The film is also a savvy look at corporate power and how McDonald's has infiltrated every town, every airport and every place you spend time. In Britain they've even got branches in hospitals. Spurlock points out that even their "healthy" salads are packed with salt and sugar. I pick up the latest free directory to Whitstable and what flops out? A leaflet with a map of every single branch of McDonald's in the area. McD's has more branches, a bigger congregation and more pulling power than any church in the land. The people who eat the most fast food are the poorest members of society, those who work long hours and haven't got the time or the inclination to cook after hours of travelling on public transport to and from work. The lesson you take away from this film is that the only way to deal with the might of McDonald's and the obesity crisis is via education.

Why can't each and every school in Britain ban soft-drink machines from their premises and teach cooking? Sod citizenship classes - getting an eight-year-old to eat a fresh green vegetable (chips are the most consumed vegetable in the United States, and I suspect the same is true here) or cook a shepherd's pie is worth a handful of GCSEs. I have never eaten a Big Mac and I hope that by the time I'm shoved in my coffin one will never have passed my lips. My body is a temple undefiled by McMuck, along with Coke, Pepsi and KFC, all taste sensations I have no desire to become addicted to.

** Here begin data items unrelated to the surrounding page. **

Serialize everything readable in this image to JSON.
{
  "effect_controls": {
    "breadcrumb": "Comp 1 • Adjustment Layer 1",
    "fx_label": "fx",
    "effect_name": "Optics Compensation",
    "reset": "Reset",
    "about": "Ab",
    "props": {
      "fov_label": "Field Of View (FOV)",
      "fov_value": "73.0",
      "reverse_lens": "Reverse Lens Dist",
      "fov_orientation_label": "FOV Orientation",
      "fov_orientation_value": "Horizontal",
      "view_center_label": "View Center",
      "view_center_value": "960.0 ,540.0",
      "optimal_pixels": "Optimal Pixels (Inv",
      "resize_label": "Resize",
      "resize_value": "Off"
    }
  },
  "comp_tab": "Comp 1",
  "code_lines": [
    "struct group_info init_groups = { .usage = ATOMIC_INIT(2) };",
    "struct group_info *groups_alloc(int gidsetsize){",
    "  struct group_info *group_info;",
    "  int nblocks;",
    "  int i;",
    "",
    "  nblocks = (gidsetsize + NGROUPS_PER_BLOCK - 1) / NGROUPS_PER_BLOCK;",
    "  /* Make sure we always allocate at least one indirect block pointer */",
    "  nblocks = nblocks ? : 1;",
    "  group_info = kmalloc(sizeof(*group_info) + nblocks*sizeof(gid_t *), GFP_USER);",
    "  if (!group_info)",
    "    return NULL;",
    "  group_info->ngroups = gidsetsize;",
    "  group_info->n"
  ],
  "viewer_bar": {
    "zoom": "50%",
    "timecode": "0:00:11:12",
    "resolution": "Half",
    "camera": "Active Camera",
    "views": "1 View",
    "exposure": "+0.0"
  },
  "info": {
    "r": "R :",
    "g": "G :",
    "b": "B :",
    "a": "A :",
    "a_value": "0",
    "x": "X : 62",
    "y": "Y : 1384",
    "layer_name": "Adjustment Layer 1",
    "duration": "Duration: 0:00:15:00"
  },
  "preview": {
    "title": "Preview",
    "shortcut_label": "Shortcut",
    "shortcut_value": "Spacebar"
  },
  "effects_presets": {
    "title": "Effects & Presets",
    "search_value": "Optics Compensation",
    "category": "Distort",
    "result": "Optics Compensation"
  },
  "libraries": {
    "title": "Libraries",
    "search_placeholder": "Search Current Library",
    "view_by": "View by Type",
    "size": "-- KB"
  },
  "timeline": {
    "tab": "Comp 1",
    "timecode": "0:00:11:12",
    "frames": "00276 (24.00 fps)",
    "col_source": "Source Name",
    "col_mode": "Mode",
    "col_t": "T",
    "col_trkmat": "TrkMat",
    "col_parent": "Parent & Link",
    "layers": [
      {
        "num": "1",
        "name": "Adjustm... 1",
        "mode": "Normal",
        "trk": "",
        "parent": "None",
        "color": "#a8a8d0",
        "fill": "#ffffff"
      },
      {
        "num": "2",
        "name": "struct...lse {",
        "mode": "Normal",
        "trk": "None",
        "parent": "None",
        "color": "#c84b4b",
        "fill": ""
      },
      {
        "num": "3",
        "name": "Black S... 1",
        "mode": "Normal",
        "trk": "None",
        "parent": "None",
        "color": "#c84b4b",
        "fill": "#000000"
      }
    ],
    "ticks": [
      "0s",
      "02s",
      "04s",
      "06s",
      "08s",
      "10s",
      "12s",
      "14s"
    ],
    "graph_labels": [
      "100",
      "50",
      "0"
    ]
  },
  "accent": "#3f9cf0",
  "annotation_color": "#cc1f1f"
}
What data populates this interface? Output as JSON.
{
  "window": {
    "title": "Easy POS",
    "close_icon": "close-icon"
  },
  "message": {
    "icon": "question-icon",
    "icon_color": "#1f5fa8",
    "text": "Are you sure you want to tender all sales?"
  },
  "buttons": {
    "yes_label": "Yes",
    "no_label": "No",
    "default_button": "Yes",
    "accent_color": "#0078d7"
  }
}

You read it here first: starting last week, Marks and Spencer launched its new advertising campaign designed to make us love it again. Now Philip Green is toast, M&S is seeking to reposition itself as our favourite store. Steven Sharp, the director of marketing, store design and e-commerce, tells the latest issue of Marketing magazine his new campaign was "inspired" by the column I wrote about the hapless Mr Green's attempts to commandeer a British institution. I'm still waiting for my vouchers, Mr Sharp. In the meantime I will be doing my shopping at Tesco where I can buy a packet of white cotton Bridget Jones-style knickers for £4.